Grow Condos Inc. (OTCMKTS:GRWC) Climbs Above A Dollar

Grow Condos Inc. (OTCMKTS:GRWC) managed a 27% jump in yesterday’s trading after issuing an encouraging PR announcement – but will it be able to turn this jump into a lasting surge?

The news of GRWC’s acquisition of 35 units under management in Eugene, Oregon drove the ticker up the charts and up the list of the OTC Markers’ most traded tickers – that much is true. However, there are more than a few reasons to believe that this state of developments will not last.

Let’s look at some due diligence on GRWC, shall we? Its latest financial report looked like this:

  • Cash and cash equivalents – $3 thousand
  • Total Current Assets – $21
  • Total Current Liabilities -$226 thousand
  • Rental revenues – $23 thousand
  • Net loss – $135 thousand

Those numbers hardly belong in the filings of a company that’s worth $30 MILLION. No, rather, a company whose achievements are so meager should probably not be worth as much – and this certainly does not bode well for the chances of CRWC continuing its ascent, or even retaining its ground.

But, believe it or not, there’s an even bigger red flag sticking out of GRWC’s reports.
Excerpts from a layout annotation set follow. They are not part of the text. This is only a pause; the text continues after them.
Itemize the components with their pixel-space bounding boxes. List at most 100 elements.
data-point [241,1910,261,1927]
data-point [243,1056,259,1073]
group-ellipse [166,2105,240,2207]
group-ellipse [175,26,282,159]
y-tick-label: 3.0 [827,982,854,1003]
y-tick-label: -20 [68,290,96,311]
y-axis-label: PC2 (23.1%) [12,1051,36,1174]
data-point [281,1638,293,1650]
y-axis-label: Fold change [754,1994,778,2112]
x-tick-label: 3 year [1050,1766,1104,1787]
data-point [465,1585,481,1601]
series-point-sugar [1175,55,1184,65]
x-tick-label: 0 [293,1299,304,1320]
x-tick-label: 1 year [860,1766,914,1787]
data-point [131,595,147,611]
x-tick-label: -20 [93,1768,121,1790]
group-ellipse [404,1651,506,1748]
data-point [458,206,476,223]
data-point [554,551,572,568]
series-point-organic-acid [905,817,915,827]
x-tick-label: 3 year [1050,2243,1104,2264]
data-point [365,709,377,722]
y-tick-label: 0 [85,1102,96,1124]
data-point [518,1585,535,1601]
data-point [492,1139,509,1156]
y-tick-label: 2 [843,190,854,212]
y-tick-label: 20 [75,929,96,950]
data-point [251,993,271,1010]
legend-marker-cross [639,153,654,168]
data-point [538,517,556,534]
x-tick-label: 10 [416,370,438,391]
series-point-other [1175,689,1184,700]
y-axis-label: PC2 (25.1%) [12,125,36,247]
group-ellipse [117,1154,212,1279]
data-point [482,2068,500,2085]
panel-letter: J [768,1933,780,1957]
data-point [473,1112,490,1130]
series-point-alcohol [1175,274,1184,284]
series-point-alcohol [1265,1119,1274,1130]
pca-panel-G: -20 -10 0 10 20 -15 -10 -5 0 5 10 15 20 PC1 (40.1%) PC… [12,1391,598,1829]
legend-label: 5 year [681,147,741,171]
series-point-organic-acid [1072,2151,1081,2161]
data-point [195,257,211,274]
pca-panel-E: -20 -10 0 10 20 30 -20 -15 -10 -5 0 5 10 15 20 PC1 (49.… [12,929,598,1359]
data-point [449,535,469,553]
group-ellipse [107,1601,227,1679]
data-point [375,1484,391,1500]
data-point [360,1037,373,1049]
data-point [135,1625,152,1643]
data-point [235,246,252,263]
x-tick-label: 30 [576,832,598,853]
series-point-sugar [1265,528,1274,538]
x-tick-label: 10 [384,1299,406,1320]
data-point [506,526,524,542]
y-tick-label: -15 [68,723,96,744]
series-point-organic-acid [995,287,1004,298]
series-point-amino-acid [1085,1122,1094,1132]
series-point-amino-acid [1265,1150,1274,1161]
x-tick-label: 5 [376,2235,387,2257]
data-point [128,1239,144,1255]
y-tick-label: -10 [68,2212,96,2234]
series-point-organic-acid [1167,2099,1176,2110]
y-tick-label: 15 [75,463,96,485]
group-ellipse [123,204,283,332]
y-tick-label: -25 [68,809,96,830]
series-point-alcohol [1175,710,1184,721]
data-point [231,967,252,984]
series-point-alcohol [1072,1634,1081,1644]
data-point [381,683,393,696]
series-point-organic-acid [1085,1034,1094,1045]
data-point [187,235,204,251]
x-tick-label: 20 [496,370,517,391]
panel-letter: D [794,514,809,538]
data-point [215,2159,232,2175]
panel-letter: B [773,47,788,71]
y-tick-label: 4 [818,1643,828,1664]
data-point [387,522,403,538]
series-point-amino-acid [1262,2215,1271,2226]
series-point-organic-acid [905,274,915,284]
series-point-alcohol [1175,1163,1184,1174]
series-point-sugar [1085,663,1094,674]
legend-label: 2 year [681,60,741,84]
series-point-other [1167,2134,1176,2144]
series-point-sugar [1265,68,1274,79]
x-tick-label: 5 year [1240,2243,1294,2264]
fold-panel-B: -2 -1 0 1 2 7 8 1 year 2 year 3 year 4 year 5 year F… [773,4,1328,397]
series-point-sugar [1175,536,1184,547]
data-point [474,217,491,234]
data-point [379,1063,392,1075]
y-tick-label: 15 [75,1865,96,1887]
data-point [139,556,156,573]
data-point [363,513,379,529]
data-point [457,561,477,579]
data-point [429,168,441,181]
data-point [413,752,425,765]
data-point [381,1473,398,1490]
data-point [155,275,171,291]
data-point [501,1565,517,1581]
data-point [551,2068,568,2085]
A quick check reveals that the number of shares of the company’s Common Stock outstanding as of November 12, 2015 was 44.8 million. November 19 saw the company perform a 1 for 20 reverse split, which should have brought its shares outstanding to about 2.2 million. By the time February 3, 2016 rolled along, that number had already grown all the way to 28 million – and 5 million of those shares had entered into existence as a direct result of the company’s CEO converting shares of preferred stock at a ratio of 5 to 1.

By now, it should be abundantly clear why investors should be careful and more than a bit suspicious of GRWC’s activity. As usual, we advise due diligence and due vigilance when dealing with dubious marijuana tickers.